Canon T7, Rokinon 14mm lens, MSM Star Tracker, Tripod, Intervalometer.
Single exposure, 3 minutes 25 seconds, f/ 5.6, ISO 6400. Slight cropping to level the ground, some denoising applied to reduce hot camera sensor color noise. Otherwise the long, star tracked, exposure collects a lot more light data than a shorter, untracked image. The Junipers in the foreground were illuminated by my cell phone to freeze the tracking blur as seen in the background trees.
This weekend I made a 2 hour trip to The Last chance Desert to get in an overnight Astrophotography session which I missed on the New Moon a few nights prior. So after arriving, setting up my gear, having a late 1030PM sandwich dinner with a diet caffeinated soda while waiting for the moon to set, I got busy running 3 cameras.
The longer, tracked exposures really make a difference looking deeper into the night sky and collect much more detail from the Milky Way than will a single, untracked, short exposure to prevent star trails.
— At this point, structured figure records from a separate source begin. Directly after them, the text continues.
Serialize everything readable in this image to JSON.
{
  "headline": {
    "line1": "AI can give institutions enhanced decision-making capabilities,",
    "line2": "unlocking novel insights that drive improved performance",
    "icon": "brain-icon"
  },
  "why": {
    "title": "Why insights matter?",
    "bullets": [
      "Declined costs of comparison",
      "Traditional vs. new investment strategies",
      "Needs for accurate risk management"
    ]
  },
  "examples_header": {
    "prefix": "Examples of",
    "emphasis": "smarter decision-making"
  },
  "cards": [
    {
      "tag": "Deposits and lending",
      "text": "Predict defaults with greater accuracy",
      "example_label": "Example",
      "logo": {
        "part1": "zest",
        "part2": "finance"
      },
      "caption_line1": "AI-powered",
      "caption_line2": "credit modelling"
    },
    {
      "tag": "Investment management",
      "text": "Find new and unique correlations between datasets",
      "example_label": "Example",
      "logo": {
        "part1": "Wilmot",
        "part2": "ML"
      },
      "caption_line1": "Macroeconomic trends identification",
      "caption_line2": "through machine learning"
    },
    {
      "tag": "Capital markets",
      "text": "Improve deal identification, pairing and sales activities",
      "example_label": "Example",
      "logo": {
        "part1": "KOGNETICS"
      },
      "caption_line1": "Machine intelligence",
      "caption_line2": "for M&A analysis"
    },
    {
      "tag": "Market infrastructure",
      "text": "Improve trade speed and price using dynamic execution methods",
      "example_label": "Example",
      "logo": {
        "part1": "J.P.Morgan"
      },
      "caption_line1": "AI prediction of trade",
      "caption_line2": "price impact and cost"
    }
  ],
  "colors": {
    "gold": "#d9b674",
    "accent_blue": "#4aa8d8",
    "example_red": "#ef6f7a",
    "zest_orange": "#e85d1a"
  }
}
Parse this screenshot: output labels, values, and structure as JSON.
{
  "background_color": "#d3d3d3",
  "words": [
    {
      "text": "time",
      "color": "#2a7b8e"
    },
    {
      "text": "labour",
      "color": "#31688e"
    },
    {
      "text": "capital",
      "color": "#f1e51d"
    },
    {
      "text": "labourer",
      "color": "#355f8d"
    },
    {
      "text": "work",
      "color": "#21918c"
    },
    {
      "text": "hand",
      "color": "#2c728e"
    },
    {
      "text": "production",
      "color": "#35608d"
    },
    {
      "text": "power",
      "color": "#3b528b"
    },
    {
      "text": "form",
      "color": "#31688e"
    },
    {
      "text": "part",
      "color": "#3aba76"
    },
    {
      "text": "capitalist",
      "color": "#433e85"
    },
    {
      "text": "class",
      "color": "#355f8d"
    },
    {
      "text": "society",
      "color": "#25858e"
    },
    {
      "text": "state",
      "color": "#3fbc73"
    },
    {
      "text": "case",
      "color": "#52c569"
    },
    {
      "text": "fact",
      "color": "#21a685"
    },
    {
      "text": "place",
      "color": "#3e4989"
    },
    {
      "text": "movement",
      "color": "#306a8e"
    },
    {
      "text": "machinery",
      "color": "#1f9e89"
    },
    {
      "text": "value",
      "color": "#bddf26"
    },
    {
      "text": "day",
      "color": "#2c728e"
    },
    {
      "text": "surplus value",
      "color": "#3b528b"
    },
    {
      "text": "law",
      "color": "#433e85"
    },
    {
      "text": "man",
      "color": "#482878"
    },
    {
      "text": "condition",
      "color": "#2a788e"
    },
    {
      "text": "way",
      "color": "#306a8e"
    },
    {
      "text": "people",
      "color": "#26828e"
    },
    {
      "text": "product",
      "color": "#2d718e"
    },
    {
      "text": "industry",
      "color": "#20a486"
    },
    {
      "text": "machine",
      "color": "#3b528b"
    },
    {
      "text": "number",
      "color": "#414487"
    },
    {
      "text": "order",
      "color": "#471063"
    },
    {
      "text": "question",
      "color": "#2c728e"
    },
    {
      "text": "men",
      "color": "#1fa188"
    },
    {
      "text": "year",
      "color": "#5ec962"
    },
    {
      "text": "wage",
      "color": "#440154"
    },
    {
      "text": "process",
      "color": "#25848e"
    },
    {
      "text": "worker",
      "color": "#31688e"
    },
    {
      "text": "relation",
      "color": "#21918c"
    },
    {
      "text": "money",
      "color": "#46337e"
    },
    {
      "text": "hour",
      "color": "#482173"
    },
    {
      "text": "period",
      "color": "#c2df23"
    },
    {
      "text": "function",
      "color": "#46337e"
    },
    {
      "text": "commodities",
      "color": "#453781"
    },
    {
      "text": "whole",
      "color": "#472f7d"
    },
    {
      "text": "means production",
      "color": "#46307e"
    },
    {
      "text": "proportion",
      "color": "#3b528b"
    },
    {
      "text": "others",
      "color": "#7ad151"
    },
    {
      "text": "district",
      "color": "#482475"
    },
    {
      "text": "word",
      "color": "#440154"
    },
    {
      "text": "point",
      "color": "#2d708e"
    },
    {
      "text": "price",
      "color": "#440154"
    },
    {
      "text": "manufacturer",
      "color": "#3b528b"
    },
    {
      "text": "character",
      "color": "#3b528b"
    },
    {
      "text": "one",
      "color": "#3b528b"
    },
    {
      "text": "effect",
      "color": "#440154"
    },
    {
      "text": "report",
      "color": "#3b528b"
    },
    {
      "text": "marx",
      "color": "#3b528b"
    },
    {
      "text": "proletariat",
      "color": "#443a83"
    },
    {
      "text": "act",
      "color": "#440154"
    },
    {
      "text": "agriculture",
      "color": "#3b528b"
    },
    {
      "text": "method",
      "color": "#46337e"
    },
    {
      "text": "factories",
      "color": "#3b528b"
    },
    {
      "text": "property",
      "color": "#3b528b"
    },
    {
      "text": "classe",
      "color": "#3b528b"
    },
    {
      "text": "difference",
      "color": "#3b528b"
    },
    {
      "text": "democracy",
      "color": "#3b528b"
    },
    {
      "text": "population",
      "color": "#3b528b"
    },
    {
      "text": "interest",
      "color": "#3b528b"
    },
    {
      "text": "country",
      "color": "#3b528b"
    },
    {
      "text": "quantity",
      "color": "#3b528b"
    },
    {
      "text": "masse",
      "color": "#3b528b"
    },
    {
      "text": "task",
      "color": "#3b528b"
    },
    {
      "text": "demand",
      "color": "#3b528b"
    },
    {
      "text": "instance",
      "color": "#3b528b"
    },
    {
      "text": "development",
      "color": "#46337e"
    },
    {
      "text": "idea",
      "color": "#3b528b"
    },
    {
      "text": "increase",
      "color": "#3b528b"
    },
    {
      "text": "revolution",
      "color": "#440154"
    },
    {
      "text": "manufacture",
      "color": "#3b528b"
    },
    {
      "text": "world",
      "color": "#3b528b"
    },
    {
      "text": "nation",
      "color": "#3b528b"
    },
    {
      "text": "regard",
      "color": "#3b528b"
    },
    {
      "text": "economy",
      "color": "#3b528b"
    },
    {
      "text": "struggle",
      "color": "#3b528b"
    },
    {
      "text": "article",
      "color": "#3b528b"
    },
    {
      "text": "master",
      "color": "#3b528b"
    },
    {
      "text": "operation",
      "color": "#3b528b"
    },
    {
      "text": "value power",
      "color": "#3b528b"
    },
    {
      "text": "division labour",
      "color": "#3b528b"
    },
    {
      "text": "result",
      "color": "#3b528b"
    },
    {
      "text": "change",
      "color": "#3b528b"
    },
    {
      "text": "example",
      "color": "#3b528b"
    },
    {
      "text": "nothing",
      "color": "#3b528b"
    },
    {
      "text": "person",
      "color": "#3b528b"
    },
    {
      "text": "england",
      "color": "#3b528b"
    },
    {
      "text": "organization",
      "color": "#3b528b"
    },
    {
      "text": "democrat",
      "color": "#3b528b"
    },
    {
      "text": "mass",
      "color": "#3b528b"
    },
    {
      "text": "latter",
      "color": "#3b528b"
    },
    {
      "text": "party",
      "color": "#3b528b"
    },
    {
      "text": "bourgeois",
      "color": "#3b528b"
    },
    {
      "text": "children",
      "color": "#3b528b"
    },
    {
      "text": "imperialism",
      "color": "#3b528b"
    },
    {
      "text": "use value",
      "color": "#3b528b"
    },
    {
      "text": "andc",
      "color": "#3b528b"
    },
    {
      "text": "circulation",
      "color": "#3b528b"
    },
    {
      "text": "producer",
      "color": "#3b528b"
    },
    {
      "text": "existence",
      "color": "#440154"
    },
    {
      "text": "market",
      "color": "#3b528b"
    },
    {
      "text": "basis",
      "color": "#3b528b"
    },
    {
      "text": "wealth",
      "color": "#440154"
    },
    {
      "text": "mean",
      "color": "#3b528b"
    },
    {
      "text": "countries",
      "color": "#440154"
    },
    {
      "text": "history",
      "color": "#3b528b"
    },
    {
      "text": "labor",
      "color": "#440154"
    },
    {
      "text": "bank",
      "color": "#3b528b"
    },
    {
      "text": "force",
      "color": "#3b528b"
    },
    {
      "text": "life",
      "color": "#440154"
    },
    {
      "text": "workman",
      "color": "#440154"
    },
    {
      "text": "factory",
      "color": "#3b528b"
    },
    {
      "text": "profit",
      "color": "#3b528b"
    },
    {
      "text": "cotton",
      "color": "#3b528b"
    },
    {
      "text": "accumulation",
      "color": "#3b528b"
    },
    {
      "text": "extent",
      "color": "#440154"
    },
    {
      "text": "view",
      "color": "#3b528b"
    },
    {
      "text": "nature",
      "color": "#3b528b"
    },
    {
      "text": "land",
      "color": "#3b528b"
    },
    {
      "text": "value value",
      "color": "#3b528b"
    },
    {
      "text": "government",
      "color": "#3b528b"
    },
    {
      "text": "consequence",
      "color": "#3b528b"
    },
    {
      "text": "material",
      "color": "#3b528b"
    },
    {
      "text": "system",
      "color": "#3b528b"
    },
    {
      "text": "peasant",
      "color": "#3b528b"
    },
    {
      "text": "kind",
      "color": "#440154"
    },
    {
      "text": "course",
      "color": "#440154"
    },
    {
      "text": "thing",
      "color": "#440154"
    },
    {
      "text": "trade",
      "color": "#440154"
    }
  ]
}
The dust lanes reveal the darker elements of the Milky Way which I enjoy. Nebulae and Star Clusters also capture better with longer focal lengths than this 14 mm wide angle...which I why the other two Sony cameras were running a 24mm wide angle and an 85mm lens to focus on certain areas in the galactic arm. A Bortle Class 1 dark sky helps, too. Makes even a rookie like me look good...sometimes.
After June the MW season heads to a close in a few months with November being about the end for seeing the center of the MW...maybe a one hour session. May, June and July provide many hours each night of imaging when you have clear skies the week before and after the New Moon.